The deal has been a long time coming. Bertelli revealed to Reuters last month that talks first began in 2020. Versace — whose heyday in the ’80s and ’90s saw major stars from Sylvester Stallone to Michael Jackson wearing its opulent prints — has struggled since Capri Holdings bought the house for $2.7 billion in 2018. Much of this downturn has been pinned on the rise of ‘quiet luxury,’ which stands at odds with Versace’s vibrant aesthetic. After all, soft knits and quarter-zips hardly chime with baroque swirls and gold-on-gold.
Still, Bertelli insists Versace is a safe bet. The house met two of his key conditions, he said: minimal, manageable financial risk and a global name recognition that most labels can only dream of.

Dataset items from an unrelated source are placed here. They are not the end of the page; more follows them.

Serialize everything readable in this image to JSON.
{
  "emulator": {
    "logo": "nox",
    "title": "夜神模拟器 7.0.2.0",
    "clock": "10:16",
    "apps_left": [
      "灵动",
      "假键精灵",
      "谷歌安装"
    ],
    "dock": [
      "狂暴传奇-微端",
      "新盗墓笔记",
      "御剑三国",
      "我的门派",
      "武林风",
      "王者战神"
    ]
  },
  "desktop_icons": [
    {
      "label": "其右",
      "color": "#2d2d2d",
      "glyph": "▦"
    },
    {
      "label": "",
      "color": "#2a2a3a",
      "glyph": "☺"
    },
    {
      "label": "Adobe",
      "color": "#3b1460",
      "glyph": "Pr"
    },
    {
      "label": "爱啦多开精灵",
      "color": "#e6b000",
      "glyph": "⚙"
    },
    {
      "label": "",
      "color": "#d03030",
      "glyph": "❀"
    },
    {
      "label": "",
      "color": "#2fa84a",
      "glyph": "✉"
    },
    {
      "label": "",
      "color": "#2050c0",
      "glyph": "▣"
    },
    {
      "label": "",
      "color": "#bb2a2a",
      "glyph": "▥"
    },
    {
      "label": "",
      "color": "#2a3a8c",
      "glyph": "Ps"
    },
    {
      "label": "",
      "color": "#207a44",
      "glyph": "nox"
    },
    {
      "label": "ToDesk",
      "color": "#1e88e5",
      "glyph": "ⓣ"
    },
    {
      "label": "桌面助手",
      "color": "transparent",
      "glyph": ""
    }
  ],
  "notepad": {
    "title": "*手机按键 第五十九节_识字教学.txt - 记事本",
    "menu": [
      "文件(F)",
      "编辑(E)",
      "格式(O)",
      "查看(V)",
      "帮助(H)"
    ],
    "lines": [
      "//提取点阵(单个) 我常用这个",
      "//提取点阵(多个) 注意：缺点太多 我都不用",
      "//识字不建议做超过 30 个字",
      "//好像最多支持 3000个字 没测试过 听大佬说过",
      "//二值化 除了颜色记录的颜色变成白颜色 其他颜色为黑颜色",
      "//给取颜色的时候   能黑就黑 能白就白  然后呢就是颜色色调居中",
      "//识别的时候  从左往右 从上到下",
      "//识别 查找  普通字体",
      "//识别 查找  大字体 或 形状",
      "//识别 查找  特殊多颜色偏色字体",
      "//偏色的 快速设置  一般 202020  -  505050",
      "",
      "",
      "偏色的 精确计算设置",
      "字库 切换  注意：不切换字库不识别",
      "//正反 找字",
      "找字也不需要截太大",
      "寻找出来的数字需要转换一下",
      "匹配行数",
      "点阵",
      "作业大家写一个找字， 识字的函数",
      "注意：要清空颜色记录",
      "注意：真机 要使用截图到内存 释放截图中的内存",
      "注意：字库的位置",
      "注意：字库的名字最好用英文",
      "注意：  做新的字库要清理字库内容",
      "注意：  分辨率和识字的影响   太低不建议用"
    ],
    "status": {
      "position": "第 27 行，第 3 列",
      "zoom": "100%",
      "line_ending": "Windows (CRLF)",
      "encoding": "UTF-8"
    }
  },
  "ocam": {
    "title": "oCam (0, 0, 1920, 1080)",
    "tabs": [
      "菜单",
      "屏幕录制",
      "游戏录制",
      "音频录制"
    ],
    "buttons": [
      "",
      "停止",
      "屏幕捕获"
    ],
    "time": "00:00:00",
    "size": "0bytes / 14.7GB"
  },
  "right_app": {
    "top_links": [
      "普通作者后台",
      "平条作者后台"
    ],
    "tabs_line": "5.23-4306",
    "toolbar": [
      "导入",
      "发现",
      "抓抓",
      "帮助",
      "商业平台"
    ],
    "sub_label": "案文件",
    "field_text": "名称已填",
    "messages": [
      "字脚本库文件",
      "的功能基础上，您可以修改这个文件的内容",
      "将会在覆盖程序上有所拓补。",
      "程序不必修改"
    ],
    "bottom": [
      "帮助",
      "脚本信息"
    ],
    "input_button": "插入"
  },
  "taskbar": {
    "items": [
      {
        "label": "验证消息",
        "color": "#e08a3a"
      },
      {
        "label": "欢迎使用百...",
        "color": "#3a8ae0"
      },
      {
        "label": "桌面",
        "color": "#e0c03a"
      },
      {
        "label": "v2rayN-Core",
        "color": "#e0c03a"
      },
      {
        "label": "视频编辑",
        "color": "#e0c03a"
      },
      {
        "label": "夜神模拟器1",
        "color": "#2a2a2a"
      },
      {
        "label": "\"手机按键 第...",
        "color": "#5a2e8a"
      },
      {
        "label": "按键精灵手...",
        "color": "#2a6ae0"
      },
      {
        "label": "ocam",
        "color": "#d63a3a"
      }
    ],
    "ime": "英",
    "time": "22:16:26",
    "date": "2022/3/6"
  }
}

Prada signed the definitive agreement in April and, following the required regulatory clearances, the sale was completed this week.






Donatella Versace, who earlier this year posted on Instagram that she was “absolutely delighted” to see the brand acquired by a fellow “trusted Italian family business,” noted this week that the deal’s completion coincides with her late brother’s birthday. “Today is your day and the day Versace joins the Prada family,” she wrote. “I am thinking of the smile you would have had on your face.”
This isn’t the first Versace shake-up of 2025. In March, Donatella ceded her creative director role to Miu Miu’s Dario Vitale. Early glimpses of Vitale’s vision suggest he will temper Versace’s stock extravagance with his own workwear-inflected pragmatism: jeans, blousons, carpenter jackets, and tailoring reimagined with experimental materials. At Miu Miu, Vitale’s pieces were subversive and insouciant — a sensibility he’s now channelling at Versace with subtler, more sensual spins on house signatures. In his SS26 menswear collection, there are recurrences of archival patterns — the mythology-influenced ‘Affresco’ and stalwart ‘Barocco’ print — this time rendered in more subdued tones.


We can also expect new creative voices. The Prada Group’s in-house academy has enrolled a record 152 students this year — a sign of its long-term vision. The company is expanding physically, too, having invested €60 million ($98 million) in new Tuscan and Umbrian factories this year alone.
So, while Versace’s most ostentatious days may be behind it, Prada and Vitale look poised to reposition the famous name in our new, quieter world of luxury fashion. The vivid colours won’t vanish; those Renaissance-inspired prints aren’t going anywhere. But under Prada, Versace seems ready to trade its flamboyant edge for something a little steadier — a new pattern for a new era.